Aiea, violazione accordo nucleare: Teheran aumenta le scorte di uranio arricchito

Per gli esperti Onu, Teheran ha innalzato in modo “significativo” i quantitativi di uranio al 60%. Critiche agli “ostacoli” frapposti alle attività di monitoraggio, mentre le questioni relative alla sicurezza restano “irrisolte”. Israele rafforza i piani di un attacco e cerca di “minimizzare” la presenza iraniana nella regione. 


Teheran (AsiaNews/Agenzie) - L’Iran ha aumentato in modo significativo in questi ultimi mesi la quantità di uranio altamente arricchito in violazione degli impegni presi con l’accordo del 2015 (Jcpoa), che limita le attività in campo nucleare in cambio di un allentamento delle sanzioni.
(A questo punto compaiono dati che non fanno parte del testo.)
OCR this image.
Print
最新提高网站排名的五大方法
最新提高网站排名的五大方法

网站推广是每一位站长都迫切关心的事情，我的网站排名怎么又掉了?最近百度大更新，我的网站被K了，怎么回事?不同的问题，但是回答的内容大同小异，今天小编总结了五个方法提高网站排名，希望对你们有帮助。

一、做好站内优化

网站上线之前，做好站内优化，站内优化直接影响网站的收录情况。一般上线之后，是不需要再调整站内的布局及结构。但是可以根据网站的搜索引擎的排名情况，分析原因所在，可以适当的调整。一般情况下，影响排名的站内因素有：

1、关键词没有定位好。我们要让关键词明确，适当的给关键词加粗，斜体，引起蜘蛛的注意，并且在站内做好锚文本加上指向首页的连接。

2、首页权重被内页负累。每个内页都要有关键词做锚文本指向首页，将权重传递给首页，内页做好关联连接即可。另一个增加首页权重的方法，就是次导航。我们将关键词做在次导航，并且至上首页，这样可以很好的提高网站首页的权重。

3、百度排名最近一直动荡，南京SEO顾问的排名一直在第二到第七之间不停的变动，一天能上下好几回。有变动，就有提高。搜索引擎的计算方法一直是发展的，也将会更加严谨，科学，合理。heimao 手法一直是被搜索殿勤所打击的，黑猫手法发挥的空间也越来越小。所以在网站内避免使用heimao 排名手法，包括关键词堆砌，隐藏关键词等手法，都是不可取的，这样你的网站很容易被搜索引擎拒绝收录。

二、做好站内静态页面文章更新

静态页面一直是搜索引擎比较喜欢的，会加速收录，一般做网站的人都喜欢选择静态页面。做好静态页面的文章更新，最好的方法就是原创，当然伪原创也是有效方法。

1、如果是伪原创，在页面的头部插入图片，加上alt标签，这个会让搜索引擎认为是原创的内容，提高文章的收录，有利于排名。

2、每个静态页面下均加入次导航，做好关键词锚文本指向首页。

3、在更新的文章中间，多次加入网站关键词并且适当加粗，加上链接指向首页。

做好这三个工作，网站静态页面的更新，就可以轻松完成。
È quanto emerge da un doppio rapporto pubblicato ieri dall’Agenzia internazionale per l’energia atomica (Aiea), aggiornato a fine agosto. Le riserve di uranio arricchito al 60% hanno superato il 3,67%, passando a 10 kg dai 2,4 kg di maggio; l’uranio al 20% è aumentato da 62,8 kg agli attuali 83,4 kg. 

L’organismo Onu lancia al contempo una dura critica ai vertici della Repubblica islamica per aver ostacolato un’inchiesta sulle attività passate e aver messo a repentaglio importanti attività di monitoraggio, complicando la ripresa dei colloqui. Al centro delle accuse degli esperti la mancata spiegazione sul ritrovamento di tracce di uranio in diversi siti vecchi e non dichiarati; a questo si unisce la richiesta di accesso urgente ad alcune apparecchiature di monitoraggio, per tenere traccia delle attività in corso. 

In uno dei due rapporti analizzati dalla Reuters si legge che “la fiducia dell’Agenzia nel mantenere la continuità delle conoscenze sta diminuendo nel tempo ed è ora calata in modo significativo”. Gli accessi sono previsti ogni tre mesi, ma l’ultimo risale al 25 maggio. “Questa fiducia continuerà a diminuire - prosegue il documento Aiea - a meno che la situazione non venga immediatamente corretta dall’Iran”. “Il direttore generale - aggiunge il secondo rapporto - è sempre più preoccupato che, a distanza di due anni, le questioni di sicurezza […] rimangano irrisolte”.

Nell’ultimo biennio Teheran ha violato in maniera progressiva i termini del patto; i primi passi risalgono al 2019, in risposta al ritiro nel maggio 2018 dell’allora presidente Donald Trump dal Jcpoa e alla reintroduzione delle più dure sanzioni della storia, che hanno determinato un crollo dell’economia iraniana. L’accordo temporaneo è scaduto il 24 giugno scorso e le diplomazie internazionali sono al lavoro per un nuovo patto sebbene Joe Biden abbia mantenuto le sanzioni del predecessore. Da aprile emissari Usa, europei ed iraniani hanno avviato colloqui a Vienna; l’ultimo incontro si è tenuto il 20 giugno, dopo le elezioni presidenziali che hanno decretato la vittoria dell’ultraconservatore Ebrahim Raisi. 

Intanto Israele sta rafforzando i piani di un possibile attacco contro l’Iran e che, nell’ultima fase, hanno subito una “forte accelerazione”. La conferma arriva dal generale Aviv Kohavi, capo di stato maggiore delle Forze di difesa, il quale ha precisato che “una fetta significativa degli aumenti riservati al bilancio della difesa, come concordato di recente, era destinato proprio per questo scopo”. L’alto militare ha poi aggiunto che sono in corso sforzi in tutto il Medio oriente per controllare gli alleati dell’Iran. L’obiettivo, conclude il generale, è di “minimizzare la presenza iraniana” nella regione, con una particolare attenzione alla Siria, ad Hamas ed Hezbollah.